Post by John Ruggero »

It's a two-level legato mark. They begin to be seen in the later Romantic stye, but I have seen them in earlier manuscripts (but usually omitted by the composer or editor in the first editions as esoteric.)

Classic style composers could use short legato slurs without fear of performers clipping the ends of the groups and breaking up the music, because everyone was accustomed to a great variety in degrees of disconnection between notes and groups and could make the required subtle distinctions. As the more continuously legato style of the Romantics became the norm, composers had to resort to notations like the one in the Brahms Symphony example above to show that there would be only a slight disconnection between the three note groups as if they formed a larger grouping with only the barest hint of subdivision. There would be more disconnection between the larger slurred groups than the lesser, creating an architectonic structure.

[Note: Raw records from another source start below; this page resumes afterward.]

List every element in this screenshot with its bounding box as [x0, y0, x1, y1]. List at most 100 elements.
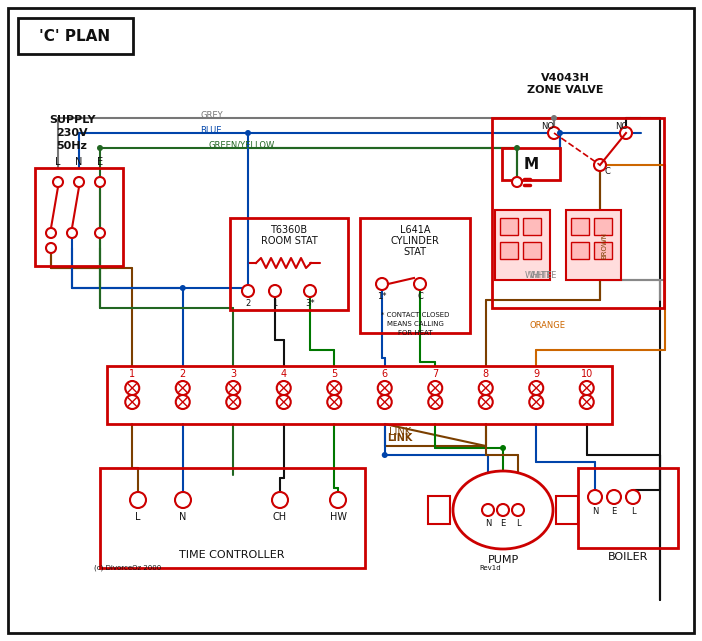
Text: N: N — [592, 508, 598, 517]
Circle shape — [226, 395, 240, 409]
Bar — [495, 210, 550, 280]
Text: L: L — [630, 508, 635, 517]
Text: L: L — [516, 519, 520, 528]
Circle shape — [551, 115, 557, 121]
Text: T6360B: T6360B — [270, 225, 307, 235]
Circle shape — [272, 492, 288, 508]
Circle shape — [482, 504, 494, 516]
Text: BROWN: BROWN — [601, 231, 607, 258]
Ellipse shape — [453, 471, 553, 549]
Circle shape — [226, 381, 240, 395]
Circle shape — [53, 177, 63, 187]
Circle shape — [500, 445, 506, 451]
Text: * CONTACT CLOSED: * CONTACT CLOSED — [380, 312, 449, 318]
Bar — [107, 366, 612, 424]
Circle shape — [269, 285, 281, 297]
Text: HW: HW — [329, 512, 347, 522]
Bar — [35, 168, 123, 266]
Text: 2: 2 — [180, 369, 186, 379]
Circle shape — [125, 395, 139, 409]
Text: ROOM STAT: ROOM STAT — [260, 236, 317, 246]
Bar — [360, 218, 470, 333]
Text: L: L — [135, 512, 140, 522]
Circle shape — [428, 381, 442, 395]
Text: STAT: STAT — [404, 247, 427, 257]
Text: L: L — [55, 157, 61, 167]
Text: 3: 3 — [230, 369, 237, 379]
Circle shape — [74, 177, 84, 187]
Bar — [571, 218, 589, 235]
Circle shape — [378, 395, 392, 409]
Circle shape — [479, 395, 493, 409]
Text: 'C' PLAN: 'C' PLAN — [39, 28, 110, 44]
Text: 2: 2 — [246, 299, 251, 308]
Circle shape — [175, 492, 191, 508]
Text: BOILER: BOILER — [608, 552, 648, 562]
Text: (c) DivorceOz 2000: (c) DivorceOz 2000 — [94, 565, 161, 571]
Circle shape — [330, 492, 346, 508]
Bar — [566, 210, 621, 280]
Circle shape — [46, 243, 56, 253]
Text: C: C — [417, 292, 423, 301]
Circle shape — [529, 395, 543, 409]
Text: N: N — [75, 157, 83, 167]
Bar — [100, 468, 365, 568]
Circle shape — [580, 381, 594, 395]
Text: M: M — [524, 156, 538, 172]
Text: LINK: LINK — [389, 427, 411, 437]
Text: GREY: GREY — [200, 110, 223, 119]
Bar — [523, 242, 541, 259]
Bar — [18, 18, 133, 54]
Text: 7: 7 — [432, 369, 438, 379]
Bar — [556, 496, 578, 524]
Circle shape — [548, 127, 560, 139]
Circle shape — [557, 130, 563, 136]
Circle shape — [376, 278, 388, 290]
Text: E: E — [97, 157, 103, 167]
Text: Rev1d: Rev1d — [479, 565, 501, 571]
Circle shape — [242, 285, 254, 297]
Text: 6: 6 — [382, 369, 388, 379]
Circle shape — [327, 395, 341, 409]
Circle shape — [95, 177, 105, 187]
Circle shape — [382, 452, 388, 458]
Text: WHITE: WHITE — [525, 271, 552, 279]
Text: ZONE VALVE: ZONE VALVE — [526, 85, 603, 95]
Circle shape — [626, 490, 640, 504]
Text: 8: 8 — [483, 369, 489, 379]
Circle shape — [512, 504, 524, 516]
Circle shape — [327, 381, 341, 395]
Circle shape — [176, 395, 190, 409]
Bar — [523, 218, 541, 235]
Text: 9: 9 — [534, 369, 539, 379]
Bar — [500, 218, 518, 235]
Circle shape — [529, 381, 543, 395]
Text: LINK: LINK — [388, 433, 413, 443]
Bar — [428, 496, 450, 524]
Text: CH: CH — [273, 512, 287, 522]
Text: V4043H: V4043H — [541, 73, 590, 83]
Text: C: C — [604, 167, 610, 176]
Text: MEANS CALLING: MEANS CALLING — [387, 321, 444, 327]
Circle shape — [277, 381, 291, 395]
Circle shape — [594, 159, 606, 171]
Circle shape — [497, 504, 509, 516]
Circle shape — [428, 395, 442, 409]
Circle shape — [97, 145, 103, 151]
Circle shape — [580, 395, 594, 409]
Circle shape — [304, 285, 316, 297]
Text: 10: 10 — [581, 369, 593, 379]
Text: 50Hz: 50Hz — [57, 141, 88, 151]
Circle shape — [176, 381, 190, 395]
Circle shape — [512, 177, 522, 187]
Circle shape — [180, 285, 186, 291]
Text: 1: 1 — [129, 369, 135, 379]
Circle shape — [607, 490, 621, 504]
Bar — [492, 118, 664, 308]
Bar — [594, 218, 612, 235]
Text: N: N — [179, 512, 187, 522]
Text: ORANGE: ORANGE — [530, 320, 566, 329]
Text: E: E — [611, 508, 616, 517]
Circle shape — [588, 490, 602, 504]
Circle shape — [67, 228, 77, 238]
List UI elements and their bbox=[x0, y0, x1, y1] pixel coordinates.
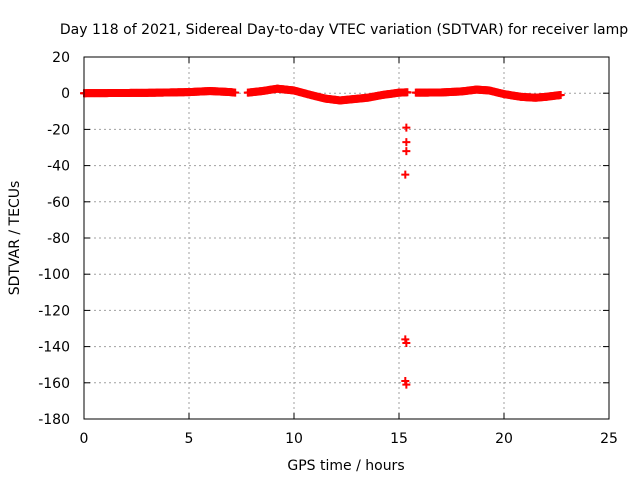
y-tick-label: -80 bbox=[47, 231, 70, 247]
outlier-point bbox=[402, 147, 411, 156]
data-point bbox=[403, 88, 412, 97]
data-point bbox=[556, 91, 565, 100]
x-tick-label: 20 bbox=[495, 431, 513, 447]
outlier-point bbox=[402, 338, 411, 347]
y-tick-label: -180 bbox=[38, 412, 70, 428]
outlier-point bbox=[402, 123, 411, 132]
plot-frame bbox=[83, 56, 610, 420]
x-tick-label: 10 bbox=[285, 431, 303, 447]
outlier-point bbox=[401, 170, 410, 179]
y-tick-label: 0 bbox=[61, 86, 70, 102]
outlier-point bbox=[402, 380, 411, 389]
x-axis-label: GPS time / hours bbox=[287, 458, 404, 474]
y-axis-label: SDTVAR / TECUs bbox=[7, 181, 23, 296]
y-tick-label: -160 bbox=[38, 376, 70, 392]
axis-ticks: 0 5 10 15 20 25 20 0 -20 -40 -60 -80 -100 -120 -140 -16… bbox=[38, 50, 618, 447]
outlier-point bbox=[402, 138, 411, 147]
data-point bbox=[231, 88, 240, 97]
y-tick-label: -40 bbox=[47, 159, 70, 175]
y-tick-label: -20 bbox=[47, 122, 70, 138]
x-tick-label: 25 bbox=[600, 431, 618, 447]
y-tick-label: 20 bbox=[52, 50, 70, 66]
chart-title: Day 118 of 2021, Sidereal Day-to-day VTE… bbox=[60, 22, 628, 38]
y-tick-label: -140 bbox=[38, 340, 70, 356]
y-tick-label: -120 bbox=[38, 303, 70, 319]
grid bbox=[84, 57, 609, 419]
y-tick-label: -60 bbox=[47, 195, 70, 211]
data-points bbox=[80, 84, 565, 389]
y-tick-label: -100 bbox=[38, 267, 70, 283]
x-tick-label: 15 bbox=[390, 431, 408, 447]
x-tick-label: 5 bbox=[185, 431, 194, 447]
x-tick-label: 0 bbox=[80, 431, 89, 447]
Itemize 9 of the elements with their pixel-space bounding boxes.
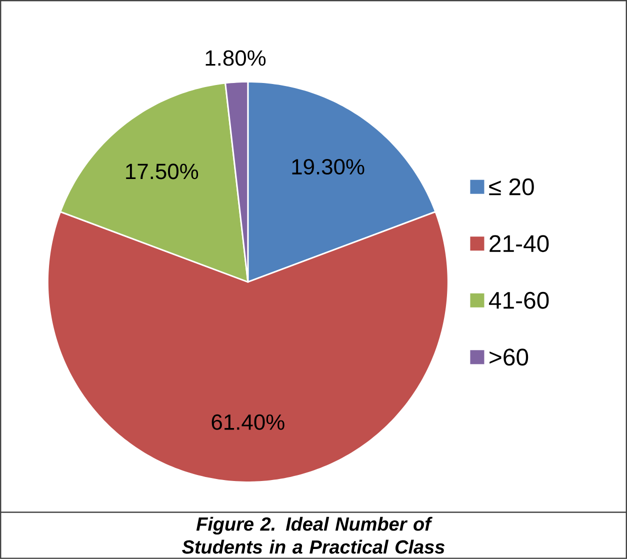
data-label: 17.50%: [126, 164, 198, 180]
legend-label: >60: [490, 348, 528, 366]
legend-label: ≤ 20: [489, 178, 534, 196]
legend-label: 21-40: [490, 235, 549, 252]
text: Figure 2. Ideal Number of Students in a Practical Class: [182, 516, 445, 554]
data-label: 61.40%: [212, 414, 284, 430]
data-label: 19.30%: [292, 159, 364, 175]
legend-label: 41-60: [488, 292, 549, 309]
data-label: 1.80%: [206, 50, 266, 66]
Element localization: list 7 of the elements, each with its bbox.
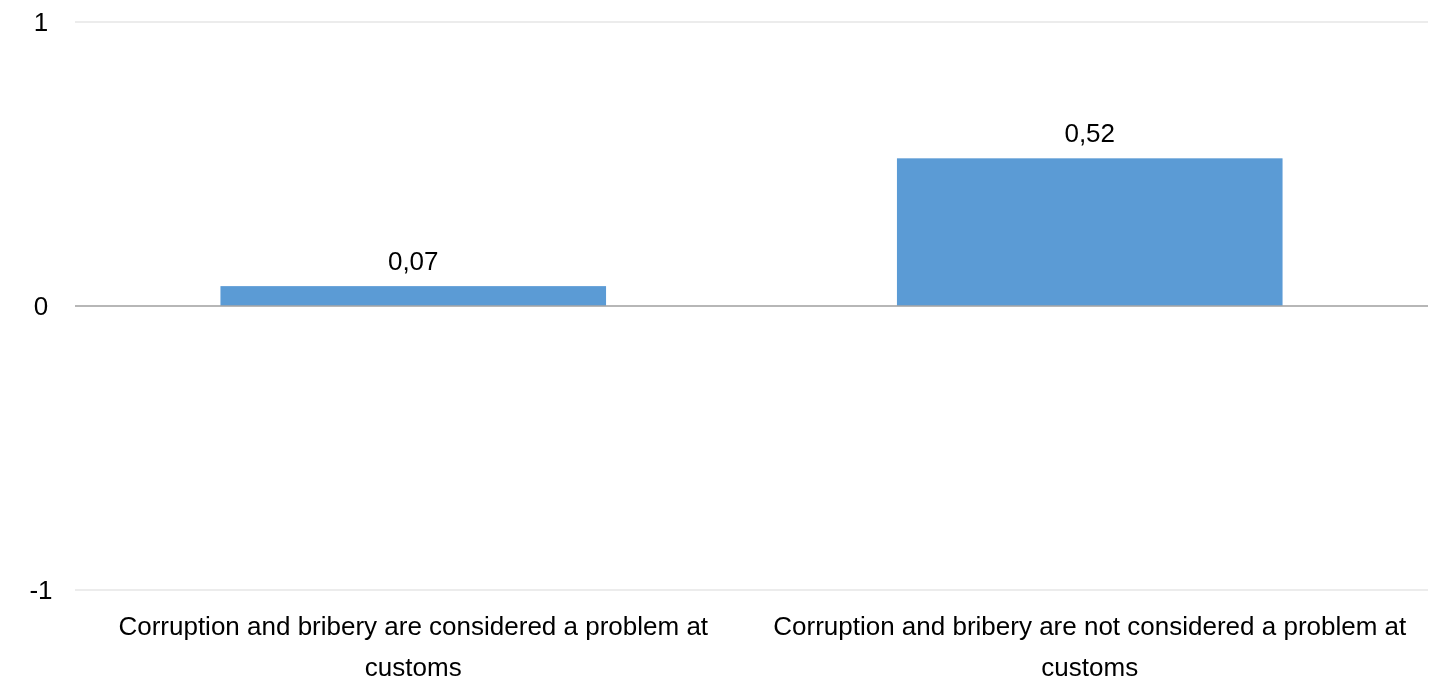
x-tick-label: Corruption and bribery are considered a problem at customs: [118, 611, 709, 682]
y-tick-label: 0: [33, 291, 49, 322]
x-tick-label: Corruption and bribery are not considered a problem at customs: [773, 611, 1408, 682]
data-label: 0,07: [387, 246, 439, 277]
y-tick-label: 1: [33, 7, 49, 38]
data-label: 0,52: [1064, 118, 1116, 149]
y-tick-label: -1: [29, 575, 53, 606]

In piano playing, this would be accomplished with a single arm gesture over the larger legato group within which the fingers make slight lapses in finger overlap, exactly as one does in Mozart melodies that consist of many small legato groups.

It is clear that Brahms is showing only legato (and with it bowing) and not musical phrases (phrasing) even in the first four notes in your example. They clearly belong to one "phrase" (actually sub-phrase). not two with one containing only one note! When one looks through the rest of this melody, including the initiating one in the bass, it becomes even more clear that it is impossible to break this music into "phrases" at all. The interlocking of the legato groups is so ingenious that one can only conclude that it forms one large 21 measure unit starting two measure earlier than your example. It is because of the intricate multi-level structure of such music that it never occurred to these composers to try to mark off "phrases."